Grace eventually died without so-called medical assistance in dying.
Meanwhile, Pastor Pawlowski says his country is struggling because Canada's few doctors are doing the opposite of what they are supposed to do.
"Instead of fighting for people's lives, instead of healing people that are broken, they are just literally murdering them like Doctor Mengele during the Nazi era," he laments.
Notorious SS physician Josef Mengele, nicknamed the "angel of death," used Nazi racial theory to justify a wide spectrum of inhumane, and often deadly, medical experiments on prisoners at Auschwitz during World War II, especially twins, children, and people with disabilities.
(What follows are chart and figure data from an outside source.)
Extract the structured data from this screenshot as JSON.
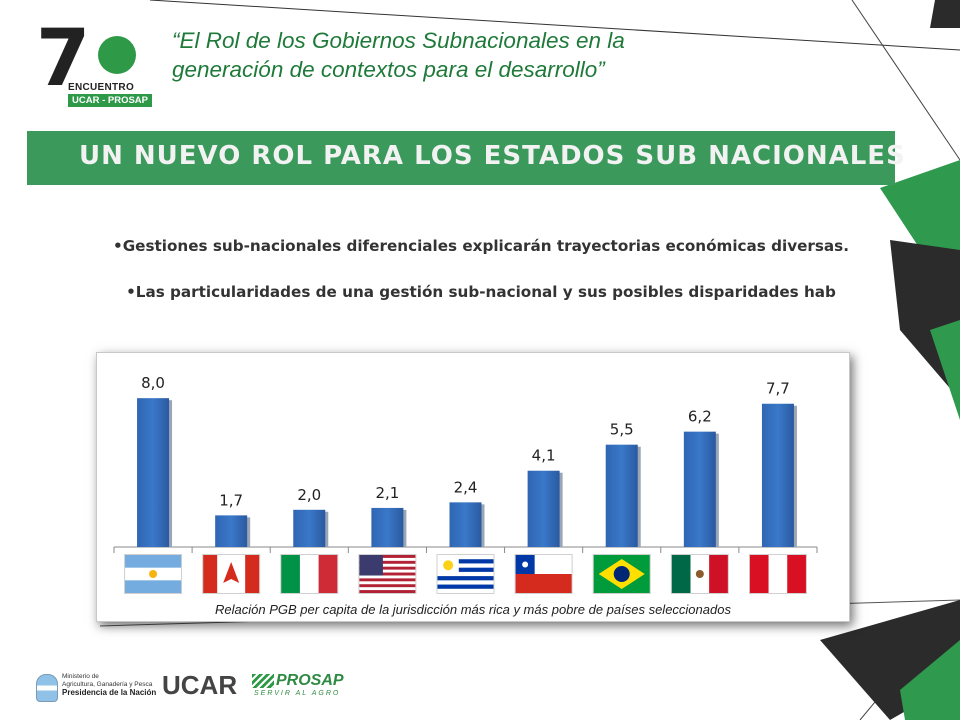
{
  "header": {
    "title_line1": "“El Rol de los Gobiernos Subnacionales en la",
    "title_line2": "generación de contextos para el desarrollo”"
  },
  "logo": {
    "number": "7",
    "line1": "ENCUENTRO",
    "line2": "UCAR - PROSAP"
  },
  "banner": {
    "text": "UN NUEVO ROL PARA LOS ESTADOS SUB NACIONALES"
  },
  "bullets": [
    "•Gestiones sub-nacionales diferenciales explicarán trayectorias económicas diversas.",
    "•Las particularidades de una gestión sub-nacional y sus posibles disparidades hab"
  ],
  "chart_data": {
    "type": "bar",
    "categories": [
      "Argentina",
      "Canadá",
      "Italia",
      "Estados Unidos",
      "Uruguay",
      "Chile",
      "Brasil",
      "México",
      "Perú"
    ],
    "values": [
      8.0,
      1.7,
      2.0,
      2.1,
      2.4,
      4.1,
      5.5,
      6.2,
      7.7
    ],
    "value_labels": [
      "8,0",
      "1,7",
      "2,0",
      "2,1",
      "2,4",
      "4,1",
      "5,5",
      "6,2",
      "7,7"
    ],
    "ylim": [
      0,
      8.6
    ],
    "grid": false,
    "legend": "none",
    "bar_color": "#3a78c9",
    "caption": "Relación PGB per capita de la jurisdicción más rica y más pobre de países seleccionados"
  },
  "footer": {
    "ministry_line1": "Ministerio de",
    "ministry_line2": "Agricultura, Ganadería y Pesca",
    "ministry_line3": "Presidencia de la Nación",
    "ucar": "UCAR",
    "prosap": "PROSAP",
    "prosap_sub": "SERVIR AL AGRO"
  },
  "colors": {
    "accent_green": "#3b9a5b",
    "title_green": "#1f7a3a",
    "decor_dark": "#2b2b2b"
  }
}
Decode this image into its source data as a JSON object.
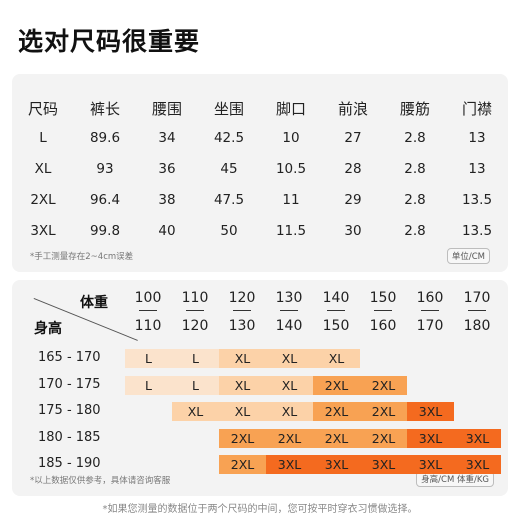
{
  "title": "选对尺码很重要",
  "size_table": {
    "headers": [
      "尺码",
      "裤长",
      "腰围",
      "坐围",
      "脚口",
      "前浪",
      "腰筋",
      "门襟"
    ],
    "rows": [
      [
        "L",
        "89.6",
        "34",
        "42.5",
        "10",
        "27",
        "2.8",
        "13"
      ],
      [
        "XL",
        "93",
        "36",
        "45",
        "10.5",
        "28",
        "2.8",
        "13"
      ],
      [
        "2XL",
        "96.4",
        "38",
        "47.5",
        "11",
        "29",
        "2.8",
        "13.5"
      ],
      [
        "3XL",
        "99.8",
        "40",
        "50",
        "11.5",
        "30",
        "2.8",
        "13.5"
      ]
    ],
    "note": "*手工测量存在2~4cm误差",
    "unit": "单位/CM"
  },
  "matrix": {
    "weight_label": "体重",
    "height_label": "身高",
    "weights": [
      {
        "top": "100",
        "bottom": "110"
      },
      {
        "top": "110",
        "bottom": "120"
      },
      {
        "top": "120",
        "bottom": "130"
      },
      {
        "top": "130",
        "bottom": "140"
      },
      {
        "top": "140",
        "bottom": "150"
      },
      {
        "top": "150",
        "bottom": "160"
      },
      {
        "top": "160",
        "bottom": "170"
      },
      {
        "top": "170",
        "bottom": "180"
      }
    ],
    "heights": [
      "165 - 170",
      "170 - 175",
      "175 - 180",
      "180 - 185",
      "185 - 190"
    ],
    "grid": [
      [
        "L",
        "L",
        "XL",
        "XL",
        "XL",
        "",
        "",
        ""
      ],
      [
        "L",
        "L",
        "XL",
        "XL",
        "2XL",
        "2XL",
        "",
        ""
      ],
      [
        "",
        "XL",
        "XL",
        "XL",
        "2XL",
        "2XL",
        "3XL",
        ""
      ],
      [
        "",
        "",
        "2XL",
        "2XL",
        "2XL",
        "2XL",
        "3XL",
        "3XL"
      ],
      [
        "",
        "",
        "2XL",
        "3XL",
        "3XL",
        "3XL",
        "3XL",
        "3XL"
      ]
    ],
    "size_colors": {
      "L": "#fbe3cc",
      "XL": "#fcd2a8",
      "2XL": "#f8a253",
      "3XL": "#f46a1f"
    },
    "note": "*以上数据仅供参考，具体请咨询客服",
    "unit": "身高/CM 体重/KG"
  },
  "footer": "*如果您测量的数据位于两个尺码的中间，您可按平时穿衣习惯做选择。"
}
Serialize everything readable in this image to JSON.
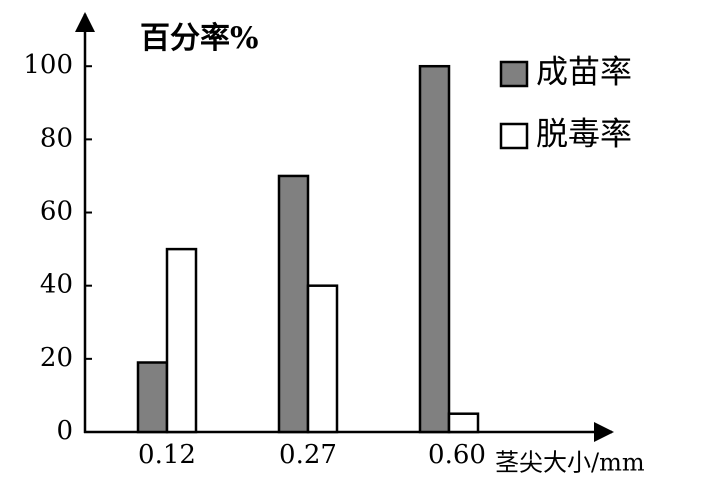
{
  "chart_data": {
    "type": "bar",
    "title": "百分率%",
    "x_label": "茎尖大小/mm",
    "categories": [
      "0.12",
      "0.27",
      "0.60"
    ],
    "series": [
      {
        "name": "成苗率",
        "color": "#808080",
        "values": [
          19,
          70,
          100
        ]
      },
      {
        "name": "脱毒率",
        "color": "#ffffff",
        "values": [
          50,
          40,
          5
        ]
      }
    ],
    "ylim": [
      0,
      114
    ],
    "yticks": [
      0,
      20,
      40,
      60,
      80,
      100
    ],
    "grid": false
  }
}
He is responsible for the deaths of thousands of people, possibly tens of thousands.
Last year alone, 16,499 Canadians died via medical assistance in dying. Pawlowski asserts socialized medicine – especially in a country that has already left its biblical moorings – will always lean toward death.
"My warning to the American people would be very simple: Look what is happening at our nation to your north, and don't do the same thing – or else."